La plus haute distinction mondiale dans le domaine de l’architecture, le prix Pritzker, a été décernée au suisse Peter Zumthor. Il recevra 100 000 dollars lors d'une cérémonie, le 29 mai prochain à Buenos Aires.

 

Cet architecte-auteur, comme il se plait à le dire, a gardé de ses études d’ébénisterie un goût prononcer pour le choix des matériaux et leur assemblage. Adepte du « sur-mesure », il prend son temps pour concevoir des projets où l’ensemble du bâtiment vient s’intégrer dans le paysage. « Pouvoir construire des bâtiments harmonieux dans lesquels tout est en adéquation, et pas uniquement la façade, est plus important pour moi que devenir riche. » (interview dans le emagazine du Crédit Suisse octobre 2003).

 

Parmi le corpus restreint de ses œuvres, deux chapelles sont emblématiques de son travail et de son engagement : la chapelle Saint-Bénedict et la chapelle dédiée à Saint Nicolas de Flue*.

 

La chapelle Saint-Benedict est un petit édifice, reconstruite tout en bois, en forme de feuille, situé à Sumvitg, une petite commune des Grisons.


Elle s'inscrit parfaitement dans le paysage. L’enveloppe est faite de petites tuiles en bois (tavaillons de mélèze) dont la couleur brun-rouge vire au gris-noir lorsqu'il pleut abondamment.

A l'intérieur,
une ligne continue de lumière naturelle, placée au sommet de la paroi semble décoller la charpente, en forme de coque de navire inversée, du reste de l’édifice.  Les poteaux qui la soutiennent et leur verticalité régulière accentuant l'impression d'élévation.

 



 

La seconde chapelle est une histoire incroyable. L'architecte l'a conçue pour un riche fermier qui souhaitait remercier de Dieu pour sa réussite en faisant bâtir une chapelle pour son saint patron. Contacté par le fermier, Peter Zumthor avait d'abord refusé, puis s'était ravisé. Il a créé un projet que les fermiers et ses amis ont pu réaliser avec les matériaux de la région.

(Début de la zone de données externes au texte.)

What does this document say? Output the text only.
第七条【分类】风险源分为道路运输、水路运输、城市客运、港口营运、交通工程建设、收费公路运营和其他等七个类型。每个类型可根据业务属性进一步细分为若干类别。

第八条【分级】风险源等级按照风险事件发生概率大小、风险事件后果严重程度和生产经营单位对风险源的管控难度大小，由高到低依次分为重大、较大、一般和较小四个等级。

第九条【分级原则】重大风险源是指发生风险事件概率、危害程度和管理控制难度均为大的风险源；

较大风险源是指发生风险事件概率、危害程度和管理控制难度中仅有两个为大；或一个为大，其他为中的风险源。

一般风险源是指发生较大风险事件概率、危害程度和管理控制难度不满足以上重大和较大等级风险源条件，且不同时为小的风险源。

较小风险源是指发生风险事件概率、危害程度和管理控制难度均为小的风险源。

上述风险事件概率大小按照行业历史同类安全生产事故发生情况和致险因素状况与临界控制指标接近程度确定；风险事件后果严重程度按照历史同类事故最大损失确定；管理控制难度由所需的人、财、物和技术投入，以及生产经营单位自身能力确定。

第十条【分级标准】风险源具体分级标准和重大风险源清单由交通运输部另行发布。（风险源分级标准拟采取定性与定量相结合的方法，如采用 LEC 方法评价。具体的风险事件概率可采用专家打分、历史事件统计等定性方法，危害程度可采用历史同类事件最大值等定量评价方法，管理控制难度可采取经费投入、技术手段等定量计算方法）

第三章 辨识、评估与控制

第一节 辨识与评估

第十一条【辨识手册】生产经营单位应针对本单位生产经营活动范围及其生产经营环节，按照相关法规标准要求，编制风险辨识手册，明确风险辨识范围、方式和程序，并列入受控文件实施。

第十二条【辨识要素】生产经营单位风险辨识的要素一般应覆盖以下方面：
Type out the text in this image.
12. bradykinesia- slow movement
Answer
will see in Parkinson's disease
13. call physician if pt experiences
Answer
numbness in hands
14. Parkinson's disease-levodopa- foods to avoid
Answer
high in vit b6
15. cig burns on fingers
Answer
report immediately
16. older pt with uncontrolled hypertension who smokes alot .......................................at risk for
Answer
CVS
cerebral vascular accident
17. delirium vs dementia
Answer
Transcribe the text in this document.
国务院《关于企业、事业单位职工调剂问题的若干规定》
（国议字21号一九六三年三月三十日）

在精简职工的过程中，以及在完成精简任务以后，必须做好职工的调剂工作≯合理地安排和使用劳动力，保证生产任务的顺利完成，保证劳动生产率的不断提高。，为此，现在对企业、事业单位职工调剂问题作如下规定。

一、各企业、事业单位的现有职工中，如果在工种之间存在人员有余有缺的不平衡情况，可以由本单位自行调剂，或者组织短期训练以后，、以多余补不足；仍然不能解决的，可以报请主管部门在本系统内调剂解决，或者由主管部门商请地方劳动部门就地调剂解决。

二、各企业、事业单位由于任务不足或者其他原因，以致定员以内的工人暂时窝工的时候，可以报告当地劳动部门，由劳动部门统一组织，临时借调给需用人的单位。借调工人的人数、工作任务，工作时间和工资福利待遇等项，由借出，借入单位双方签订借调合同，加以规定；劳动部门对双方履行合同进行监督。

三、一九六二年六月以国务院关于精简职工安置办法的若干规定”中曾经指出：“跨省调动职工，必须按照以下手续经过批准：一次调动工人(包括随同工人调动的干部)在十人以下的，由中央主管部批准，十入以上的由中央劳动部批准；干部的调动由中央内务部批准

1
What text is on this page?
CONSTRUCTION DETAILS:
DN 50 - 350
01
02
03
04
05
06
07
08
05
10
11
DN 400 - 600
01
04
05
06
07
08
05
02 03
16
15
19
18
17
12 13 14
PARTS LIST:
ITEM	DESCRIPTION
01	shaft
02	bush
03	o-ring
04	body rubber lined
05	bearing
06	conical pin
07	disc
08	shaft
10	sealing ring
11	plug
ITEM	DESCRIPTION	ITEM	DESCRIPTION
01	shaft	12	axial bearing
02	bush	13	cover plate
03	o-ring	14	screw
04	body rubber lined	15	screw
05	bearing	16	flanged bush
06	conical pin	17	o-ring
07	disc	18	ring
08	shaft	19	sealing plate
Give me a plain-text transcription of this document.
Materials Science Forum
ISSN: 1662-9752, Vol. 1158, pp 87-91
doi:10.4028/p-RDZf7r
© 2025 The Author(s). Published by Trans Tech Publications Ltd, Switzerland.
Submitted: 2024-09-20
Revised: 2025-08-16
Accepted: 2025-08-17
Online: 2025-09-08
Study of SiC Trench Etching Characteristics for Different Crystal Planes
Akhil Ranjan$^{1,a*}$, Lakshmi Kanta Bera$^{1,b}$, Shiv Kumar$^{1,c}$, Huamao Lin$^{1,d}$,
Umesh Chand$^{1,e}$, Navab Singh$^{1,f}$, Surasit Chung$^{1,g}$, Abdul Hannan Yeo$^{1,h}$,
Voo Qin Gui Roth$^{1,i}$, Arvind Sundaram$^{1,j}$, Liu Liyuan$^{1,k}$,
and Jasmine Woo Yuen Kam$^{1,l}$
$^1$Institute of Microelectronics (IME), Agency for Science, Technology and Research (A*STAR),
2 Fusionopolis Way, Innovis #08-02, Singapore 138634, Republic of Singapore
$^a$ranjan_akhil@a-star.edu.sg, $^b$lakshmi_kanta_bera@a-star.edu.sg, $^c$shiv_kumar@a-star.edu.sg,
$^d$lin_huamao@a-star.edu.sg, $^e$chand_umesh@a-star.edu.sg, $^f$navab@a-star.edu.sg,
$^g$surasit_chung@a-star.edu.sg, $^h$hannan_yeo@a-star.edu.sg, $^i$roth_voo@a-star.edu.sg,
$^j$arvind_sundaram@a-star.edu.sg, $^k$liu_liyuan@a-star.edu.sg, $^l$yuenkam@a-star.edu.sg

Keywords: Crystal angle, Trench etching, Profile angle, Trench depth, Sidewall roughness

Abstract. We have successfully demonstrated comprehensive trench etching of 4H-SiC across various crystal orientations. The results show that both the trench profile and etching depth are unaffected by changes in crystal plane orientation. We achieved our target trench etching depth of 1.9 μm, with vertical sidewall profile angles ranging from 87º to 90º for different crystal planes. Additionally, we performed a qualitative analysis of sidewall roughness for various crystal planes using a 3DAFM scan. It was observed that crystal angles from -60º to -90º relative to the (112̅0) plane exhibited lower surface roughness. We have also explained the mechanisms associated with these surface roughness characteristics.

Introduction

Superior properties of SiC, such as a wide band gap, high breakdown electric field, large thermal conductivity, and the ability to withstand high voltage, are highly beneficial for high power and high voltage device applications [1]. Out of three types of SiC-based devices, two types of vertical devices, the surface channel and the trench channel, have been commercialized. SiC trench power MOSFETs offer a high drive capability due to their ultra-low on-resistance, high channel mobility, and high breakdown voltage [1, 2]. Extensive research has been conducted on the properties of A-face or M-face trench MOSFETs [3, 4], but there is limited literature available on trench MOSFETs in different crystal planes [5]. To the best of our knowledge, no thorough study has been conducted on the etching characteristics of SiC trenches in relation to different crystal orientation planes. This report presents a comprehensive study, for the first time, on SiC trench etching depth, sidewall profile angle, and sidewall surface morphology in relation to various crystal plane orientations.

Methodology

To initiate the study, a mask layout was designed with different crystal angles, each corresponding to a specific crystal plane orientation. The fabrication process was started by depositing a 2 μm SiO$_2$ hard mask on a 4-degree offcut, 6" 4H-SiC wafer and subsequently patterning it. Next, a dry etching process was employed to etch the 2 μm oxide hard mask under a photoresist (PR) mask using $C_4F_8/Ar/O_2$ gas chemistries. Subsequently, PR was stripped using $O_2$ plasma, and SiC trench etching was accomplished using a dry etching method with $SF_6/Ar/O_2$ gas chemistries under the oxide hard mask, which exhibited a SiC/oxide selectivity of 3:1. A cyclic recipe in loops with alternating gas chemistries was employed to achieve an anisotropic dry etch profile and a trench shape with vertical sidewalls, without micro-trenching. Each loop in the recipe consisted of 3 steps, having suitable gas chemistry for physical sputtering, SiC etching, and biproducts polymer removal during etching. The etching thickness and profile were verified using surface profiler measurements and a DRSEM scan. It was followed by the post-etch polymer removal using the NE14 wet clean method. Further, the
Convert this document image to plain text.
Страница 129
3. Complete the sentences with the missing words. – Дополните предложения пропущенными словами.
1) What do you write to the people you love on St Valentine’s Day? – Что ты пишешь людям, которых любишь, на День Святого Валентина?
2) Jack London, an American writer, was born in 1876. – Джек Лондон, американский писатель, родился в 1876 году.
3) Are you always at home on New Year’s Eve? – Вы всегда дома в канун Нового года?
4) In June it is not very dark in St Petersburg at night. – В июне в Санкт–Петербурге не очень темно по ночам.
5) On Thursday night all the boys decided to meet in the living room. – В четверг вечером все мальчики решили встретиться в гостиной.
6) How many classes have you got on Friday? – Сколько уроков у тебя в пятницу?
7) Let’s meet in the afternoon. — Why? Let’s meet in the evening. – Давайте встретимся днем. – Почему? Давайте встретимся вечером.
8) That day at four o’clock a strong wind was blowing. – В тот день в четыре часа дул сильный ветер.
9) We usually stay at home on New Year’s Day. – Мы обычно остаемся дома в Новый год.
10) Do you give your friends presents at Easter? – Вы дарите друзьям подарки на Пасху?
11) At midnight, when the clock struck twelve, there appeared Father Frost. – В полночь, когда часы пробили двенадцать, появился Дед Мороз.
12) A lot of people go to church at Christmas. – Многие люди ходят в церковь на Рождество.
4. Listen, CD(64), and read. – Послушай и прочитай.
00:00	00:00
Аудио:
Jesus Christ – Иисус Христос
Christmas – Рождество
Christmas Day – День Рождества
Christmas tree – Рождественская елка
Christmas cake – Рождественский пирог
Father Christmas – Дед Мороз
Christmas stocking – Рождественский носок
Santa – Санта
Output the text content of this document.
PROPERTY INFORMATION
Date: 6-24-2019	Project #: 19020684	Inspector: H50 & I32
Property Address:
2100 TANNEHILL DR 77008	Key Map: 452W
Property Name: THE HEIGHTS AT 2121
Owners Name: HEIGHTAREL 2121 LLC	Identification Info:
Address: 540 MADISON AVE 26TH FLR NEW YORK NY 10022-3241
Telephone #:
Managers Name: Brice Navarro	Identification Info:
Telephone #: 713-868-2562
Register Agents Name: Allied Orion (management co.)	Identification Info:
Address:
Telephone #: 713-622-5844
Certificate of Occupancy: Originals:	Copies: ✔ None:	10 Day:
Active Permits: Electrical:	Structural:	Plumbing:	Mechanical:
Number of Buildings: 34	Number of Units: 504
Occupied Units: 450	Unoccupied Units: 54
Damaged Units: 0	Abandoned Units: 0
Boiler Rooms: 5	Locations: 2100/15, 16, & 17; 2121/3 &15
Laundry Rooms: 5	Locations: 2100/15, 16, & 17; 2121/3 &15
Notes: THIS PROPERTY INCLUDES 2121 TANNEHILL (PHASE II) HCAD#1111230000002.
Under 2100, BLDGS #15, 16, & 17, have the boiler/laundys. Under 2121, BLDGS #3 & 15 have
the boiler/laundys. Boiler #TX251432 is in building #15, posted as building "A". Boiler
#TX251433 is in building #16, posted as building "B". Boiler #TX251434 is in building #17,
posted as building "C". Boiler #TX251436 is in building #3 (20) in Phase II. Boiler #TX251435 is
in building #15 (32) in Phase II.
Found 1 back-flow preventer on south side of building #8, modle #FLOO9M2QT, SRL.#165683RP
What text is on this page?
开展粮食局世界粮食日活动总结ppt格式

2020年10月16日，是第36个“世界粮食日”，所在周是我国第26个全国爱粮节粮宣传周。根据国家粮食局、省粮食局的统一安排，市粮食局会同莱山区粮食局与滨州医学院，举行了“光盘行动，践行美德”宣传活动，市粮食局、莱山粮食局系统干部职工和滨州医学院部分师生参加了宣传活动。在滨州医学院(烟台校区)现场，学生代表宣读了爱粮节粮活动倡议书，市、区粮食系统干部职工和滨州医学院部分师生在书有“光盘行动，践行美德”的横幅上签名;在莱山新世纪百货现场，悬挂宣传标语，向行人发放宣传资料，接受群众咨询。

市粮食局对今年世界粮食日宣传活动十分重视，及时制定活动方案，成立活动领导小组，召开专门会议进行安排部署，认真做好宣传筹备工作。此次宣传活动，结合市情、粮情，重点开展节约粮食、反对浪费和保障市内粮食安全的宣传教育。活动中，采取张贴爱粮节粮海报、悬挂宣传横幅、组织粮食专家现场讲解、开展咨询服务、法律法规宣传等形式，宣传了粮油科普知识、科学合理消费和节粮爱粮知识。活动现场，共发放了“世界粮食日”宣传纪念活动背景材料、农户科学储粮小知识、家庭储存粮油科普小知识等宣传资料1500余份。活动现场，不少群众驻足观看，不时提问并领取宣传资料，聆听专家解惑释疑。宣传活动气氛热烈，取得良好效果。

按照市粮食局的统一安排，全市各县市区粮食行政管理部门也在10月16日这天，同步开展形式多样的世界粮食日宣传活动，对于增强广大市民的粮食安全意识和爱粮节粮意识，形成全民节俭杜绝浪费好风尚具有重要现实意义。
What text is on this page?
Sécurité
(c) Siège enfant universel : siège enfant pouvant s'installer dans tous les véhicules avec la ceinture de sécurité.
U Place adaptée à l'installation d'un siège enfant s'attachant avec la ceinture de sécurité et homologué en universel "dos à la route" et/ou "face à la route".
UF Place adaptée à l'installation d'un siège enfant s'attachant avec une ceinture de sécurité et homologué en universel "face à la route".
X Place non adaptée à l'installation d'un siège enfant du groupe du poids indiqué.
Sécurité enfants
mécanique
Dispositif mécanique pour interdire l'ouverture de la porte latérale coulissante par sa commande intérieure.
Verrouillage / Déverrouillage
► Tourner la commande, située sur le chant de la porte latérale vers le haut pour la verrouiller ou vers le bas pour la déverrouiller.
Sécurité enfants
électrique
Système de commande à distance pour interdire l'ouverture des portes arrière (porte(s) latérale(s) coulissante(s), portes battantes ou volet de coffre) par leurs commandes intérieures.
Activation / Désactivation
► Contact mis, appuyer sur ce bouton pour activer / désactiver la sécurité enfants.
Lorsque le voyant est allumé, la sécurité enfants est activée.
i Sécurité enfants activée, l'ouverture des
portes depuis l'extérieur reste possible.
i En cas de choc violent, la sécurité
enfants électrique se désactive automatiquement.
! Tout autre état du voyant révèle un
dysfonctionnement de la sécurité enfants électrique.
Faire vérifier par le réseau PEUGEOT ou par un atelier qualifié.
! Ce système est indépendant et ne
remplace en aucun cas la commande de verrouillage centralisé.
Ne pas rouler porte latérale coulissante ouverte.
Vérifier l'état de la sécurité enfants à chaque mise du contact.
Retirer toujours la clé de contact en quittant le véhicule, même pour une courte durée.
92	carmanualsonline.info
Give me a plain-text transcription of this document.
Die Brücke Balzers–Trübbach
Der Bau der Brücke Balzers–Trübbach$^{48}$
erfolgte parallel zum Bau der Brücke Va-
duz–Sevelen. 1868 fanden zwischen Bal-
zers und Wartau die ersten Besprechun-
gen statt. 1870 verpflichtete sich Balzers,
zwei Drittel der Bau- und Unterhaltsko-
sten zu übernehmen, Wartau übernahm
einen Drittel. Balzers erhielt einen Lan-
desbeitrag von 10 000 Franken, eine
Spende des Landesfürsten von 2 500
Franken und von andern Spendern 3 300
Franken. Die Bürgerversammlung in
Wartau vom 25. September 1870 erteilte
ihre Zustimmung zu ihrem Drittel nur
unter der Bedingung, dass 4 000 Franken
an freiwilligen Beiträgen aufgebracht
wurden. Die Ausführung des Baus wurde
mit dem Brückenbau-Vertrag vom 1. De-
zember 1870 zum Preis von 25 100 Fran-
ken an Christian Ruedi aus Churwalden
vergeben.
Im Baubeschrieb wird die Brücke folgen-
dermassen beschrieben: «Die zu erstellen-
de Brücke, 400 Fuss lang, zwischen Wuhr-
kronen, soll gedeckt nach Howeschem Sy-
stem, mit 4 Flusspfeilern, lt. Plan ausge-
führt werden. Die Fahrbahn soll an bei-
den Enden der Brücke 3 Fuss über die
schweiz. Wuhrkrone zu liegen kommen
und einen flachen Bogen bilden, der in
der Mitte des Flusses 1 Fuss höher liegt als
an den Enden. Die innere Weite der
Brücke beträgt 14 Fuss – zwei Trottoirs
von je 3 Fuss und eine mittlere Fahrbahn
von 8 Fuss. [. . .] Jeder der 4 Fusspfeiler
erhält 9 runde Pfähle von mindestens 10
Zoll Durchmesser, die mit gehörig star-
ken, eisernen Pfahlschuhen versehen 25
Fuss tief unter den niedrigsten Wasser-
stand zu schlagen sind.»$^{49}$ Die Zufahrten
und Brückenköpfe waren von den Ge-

112 troncs de pins de 12 m de haut furent rassemblés en un tipi géant, formant une goutte et dont le sommet laisse passer la lumière et la pluie.  Le sol fut recouvert de plomb provenant des mines voisines. Avec le gravier, le sable et le ciment local, le fermier et ses amis réalisèrent un coffrage de béton tout autour du tipi puis mirent le feu aux arbres.


A l'intérieur, les troncs ont laissé leur marque noircie et le plomb fondu a dessiné des courbes aléatoires. Peter Zumthor fait rajouter 350 billes de verre qui, comme des vitraux, drainent la lumière.

 

Si l'intérieur est minuscule (un banc et une statue du saint), la chapelle inclut a l'extérieur l'ensemble des champs, l'édifice se prolongeant dans la nature par l'intermédiaire d'un banc de béton entourant la chapelle et permettant aux pèlerins de se reposer.

 

*Nicolas de Flüe (1417-1487), est un mystique suisse, fermier, qui, à 45 ans, abandonna son épouse et ses 12 enfants pour devenir ermite. Il joua un rôle capital lors de la Diète de Stans (1481) dans l'élaboration de la Suisse et des liens entre les cantons.